I'm begging you not to overthink this. David Johnson is a physical freak (feel free to ogle his leg day), who's poised for lead back duties in an offense that averaged nearly 30 points per game last year. The only matter worth debating is whether he should be the first running back off the board in your fantasy draft.
Low Side by Matt Waldman
David Johnson aces the "eye test" for most football fans and analysts. He's big, strong, fast, and makes eye-popping highlight-reel plays. It's my job to risk overthinking these matters and at the risk of doing so, people might be jumping the gun on David Johnson's emergence. I had these thoughts last December after watching him.
I've been optimistic that David Johnson can be a good NFL starter since studying him at Northern Iowa. His emergence isn't a surprise to me at all. In a scouting report, written prior to the draft, I mentioned that David Johnson has great upside if he lands with a gap-heavy blocking scheme that the Cardinals run.
I also noted that Johnson makes questionable choices and he has to become a more decisive runner who is patient with developing blocks and not always looking for the cutback when there’s opportunity to use his power and burst in a more focused, committed manner.

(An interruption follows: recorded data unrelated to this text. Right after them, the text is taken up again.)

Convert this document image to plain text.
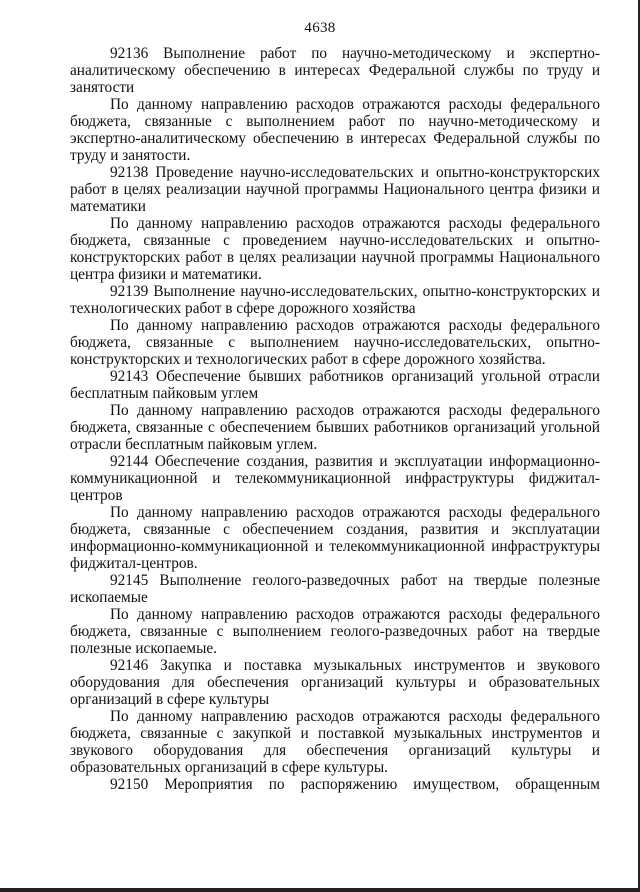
4638

92136 Выполнение работ по научно-методическому и экспертно-аналитическому обеспечению в интересах Федеральной службы по труду и занятости

По данному направлению расходов отражаются расходы федерального бюджета, связанные с выполнением работ по научно-методическому и экспертно-аналитическому обеспечению в интересах Федеральной службы по труду и занятости.

92138 Проведение научно-исследовательских и опытно-конструкторских работ в целях реализации научной программы Национального центра физики и математики

По данному направлению расходов отражаются расходы федерального бюджета, связанные с проведением научно-исследовательских и опытно-конструкторских работ в целях реализации научной программы Национального центра физики и математики.

92139 Выполнение научно-исследовательских, опытно-конструкторских и технологических работ в сфере дорожного хозяйства

По данному направлению расходов отражаются расходы федерального бюджета, связанные с выполнением научно-исследовательских, опытно-конструкторских и технологических работ в сфере дорожного хозяйства.

92143 Обеспечение бывших работников организаций угольной отрасли бесплатным пайковым углем

По данному направлению расходов отражаются расходы федерального бюджета, связанные с обеспечением бывших работников организаций угольной отрасли бесплатным пайковым углем.

92144 Обеспечение создания, развития и эксплуатации информационно-коммуникационной и телекоммуникационной инфраструктуры фиджитал-центров

По данному направлению расходов отражаются расходы федерального бюджета, связанные с обеспечением создания, развития и эксплуатации информационно-коммуникационной и телекоммуникационной инфраструктуры фиджитал-центров.

92145 Выполнение геолого-разведочных работ на твердые полезные ископаемые

По данному направлению расходов отражаются расходы федерального бюджета, связанные с выполнением геолого-разведочных работ на твердые полезные ископаемые.

92146 Закупка и поставка музыкальных инструментов и звукового оборудования для обеспечения организаций культуры и образовательных организаций в сфере культуры

По данному направлению расходов отражаются расходы федерального бюджета, связанные с закупкой и поставкой музыкальных инструментов и звукового оборудования для обеспечения организаций культуры и образовательных организаций в сфере культуры.

92150 Мероприятия по распоряжению имуществом, обращенным
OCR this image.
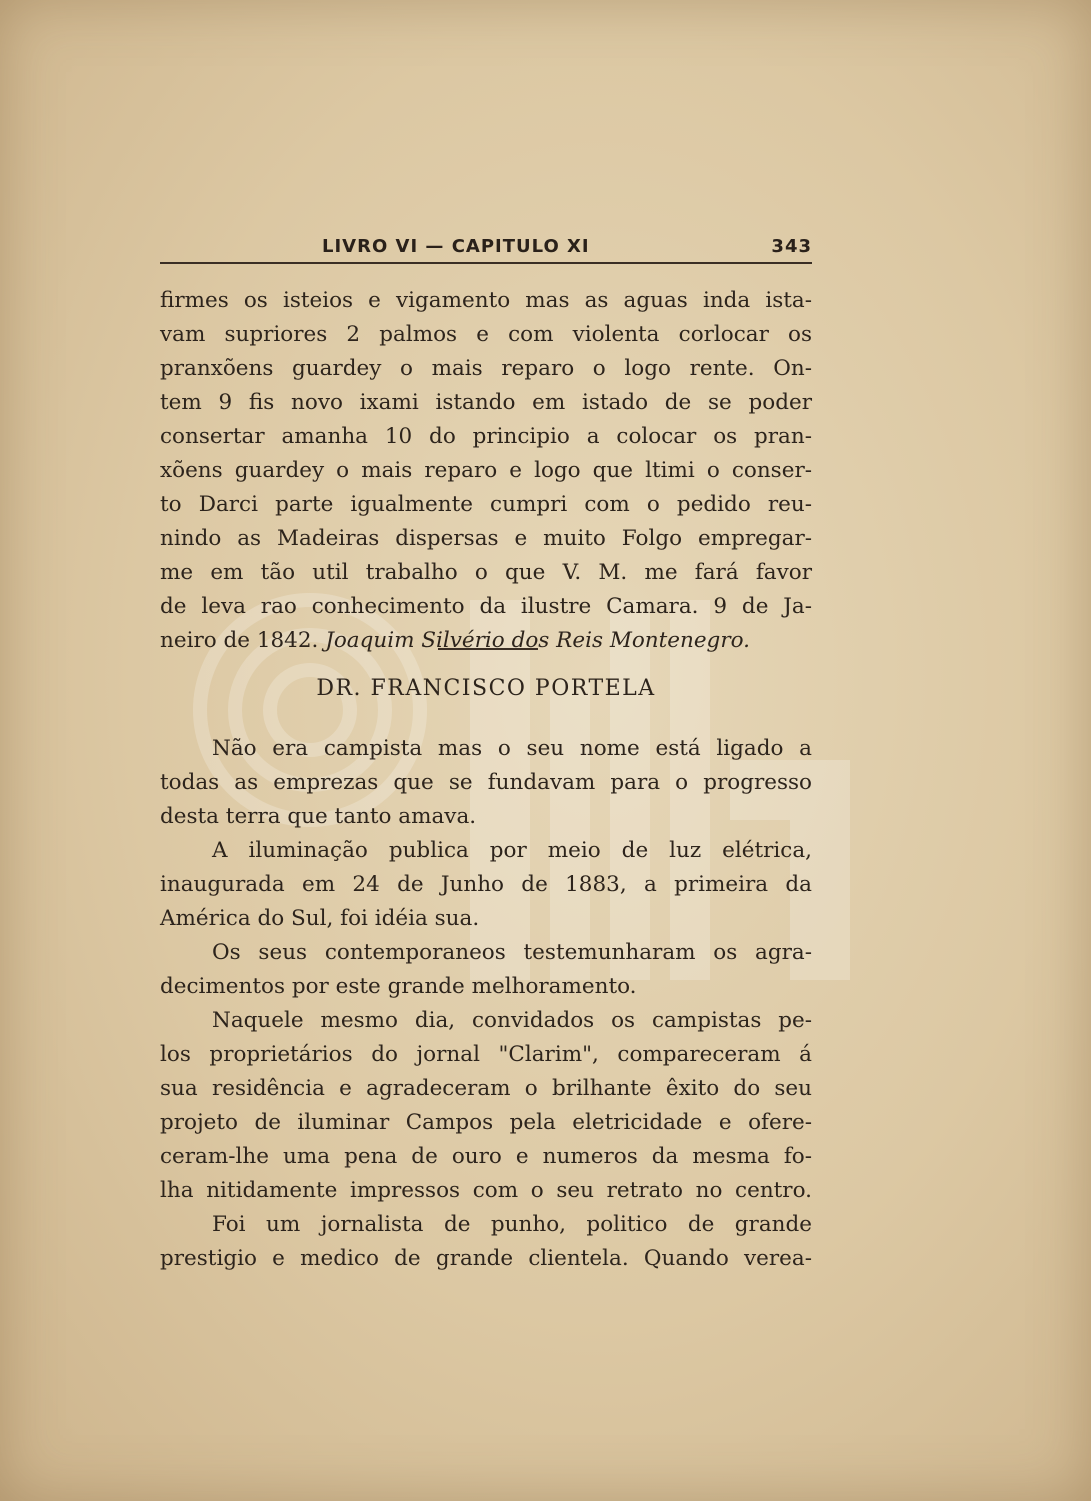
LIVRO VI — CAPITULO XI	343
firmes os isteios e vigamento mas as aguas inda ista-
vam supriores 2 palmos e com violenta corlocar os
pranxõens guardey o mais reparo o logo rente. On-
tem 9 fis novo ixami istando em istado de se poder
consertar amanha 10 do principio a colocar os pran-
xõens guardey o mais reparo e logo que ltimi o conser-
to Darci parte igualmente cumpri com o pedido reu-
nindo as Madeiras dispersas e muito Folgo empregar-
me em tão util trabalho o que V. M. me fará favor
de leva rao conhecimento da ilustre Camara. 9 de Ja-
neiro de 1842. Joaquim Silvério dos Reis Montenegro.
DR. FRANCISCO PORTELA
Não era campista mas o seu nome está ligado a
todas as emprezas que se fundavam para o progresso
desta terra que tanto amava.
A iluminação publica por meio de luz elétrica,
inaugurada em 24 de Junho de 1883, a primeira da
América do Sul, foi idéia sua.
Os seus contemporaneos testemunharam os agra-
decimentos por este grande melhoramento.
Naquele mesmo dia, convidados os campistas pe-
los proprietários do jornal "Clarim", compareceram á
sua residência e agradeceram o brilhante êxito do seu
projeto de iluminar Campos pela eletricidade e ofere-
ceram-lhe uma pena de ouro e numeros da mesma fo-
lha nitidamente impressos com o seu retrato no centro.
Foi um jornalista de punho, politico de grande
prestigio e medico de grande clientela. Quando verea-
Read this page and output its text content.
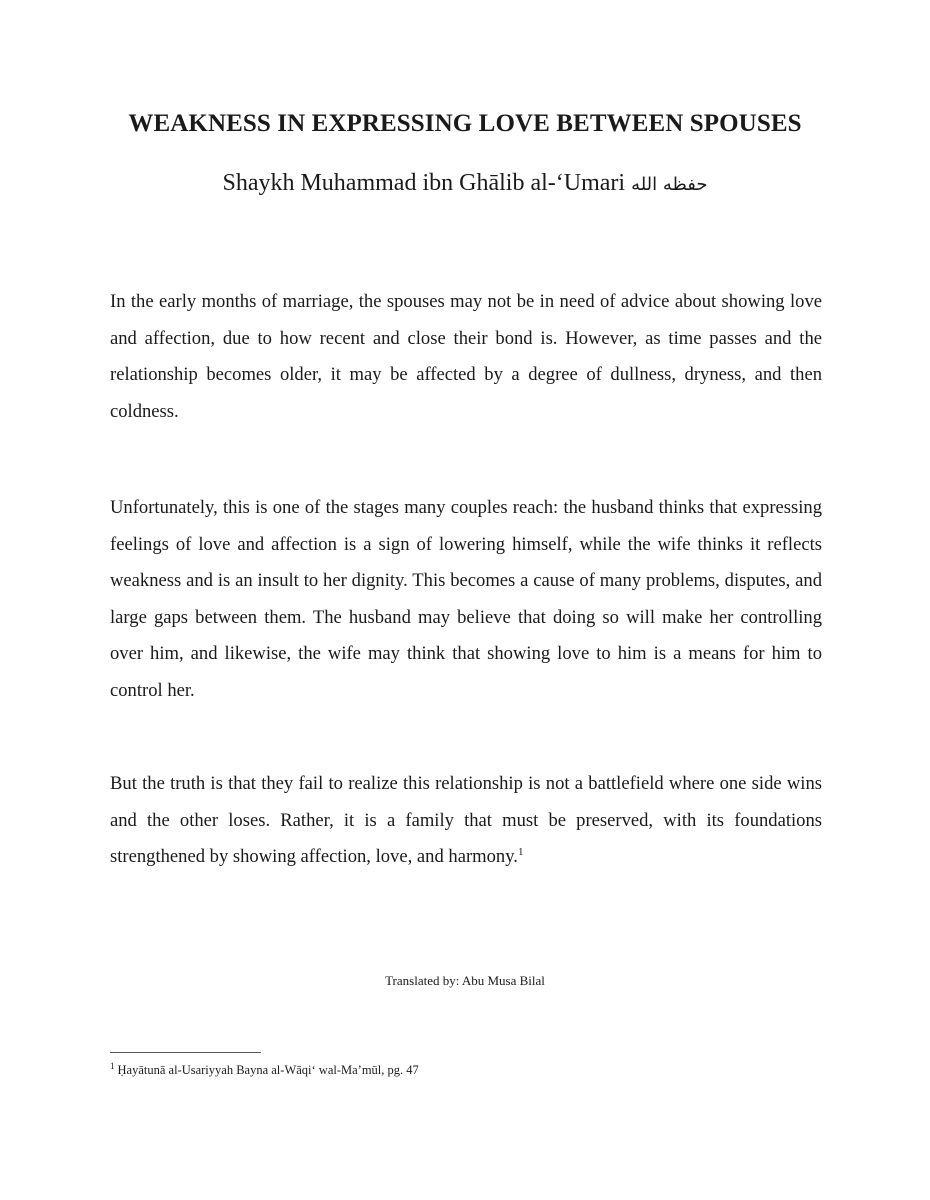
WEAKNESS IN EXPRESSING LOVE BETWEEN SPOUSES

Shaykh Muhammad ibn Ghālib al-‘Umari حفظه الله

In the early months of marriage, the spouses may not be in need of advice about showing love and affection, due to how recent and close their bond is. However, as time passes and the relationship becomes older, it may be affected by a degree of dullness, dryness, and then coldness.

Unfortunately, this is one of the stages many couples reach: the husband thinks that expressing feelings of love and affection is a sign of lowering himself, while the wife thinks it reflects weakness and is an insult to her dignity. This becomes a cause of many problems, disputes, and large gaps between them. The husband may believe that doing so will make her controlling over him, and likewise, the wife may think that showing love to him is a means for him to control her.

But the truth is that they fail to realize this relationship is not a battlefield where one side wins and the other loses. Rather, it is a family that must be preserved, with its foundations strengthened by showing affection, love, and harmony.$^1$

Translated by: Abu Musa Bilal

$^1$ Ḥayātunā al-Usariyyah Bayna al-Wāqi‘ wal-Ma’mūl, pg. 47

He’ll second-guess his speed and attempt a cutback when keeping the pads down and driving downhill would have been a more successful choice.
The rookie's strengths and weaknesses that I profiled were on full display last year. Although the box scores and TV highlights made David a scintillating rookie, the actual play-by-play analysis reveals that Chris Johnson was a more patient runner. Chris did a better job than David when it came to earning consistent gains that allowed the offense to continue using the widest possible range of its playbook and keep the defense guessing. David showed the skill to erase difficult down and distance situations, but he was also more likely to put his team in those binds where the odds to convert aren't as strong and the range of play-calling options diminish.
Chris Johnson was the No.14 fantasy back after 11 weeks; David Johnson was No. 35. If not for Chris' injury, David would not have been a top-10 fantasy running back and likely Chris would have earned top-10 production. Of course, winning games is more important than winning arguments. It's why I'm 90 percent certain that David Johnson will climb my board significantly within the next two months and I'll have few qualms about drafting him as a top-10 back if Arizona doesn't split him with Chris. But today, I'm not ready to make it a foregone conclusion that he's the starter. If my points at least heighten awareness that Chris Johnson still deserves serious attention, I've done my job.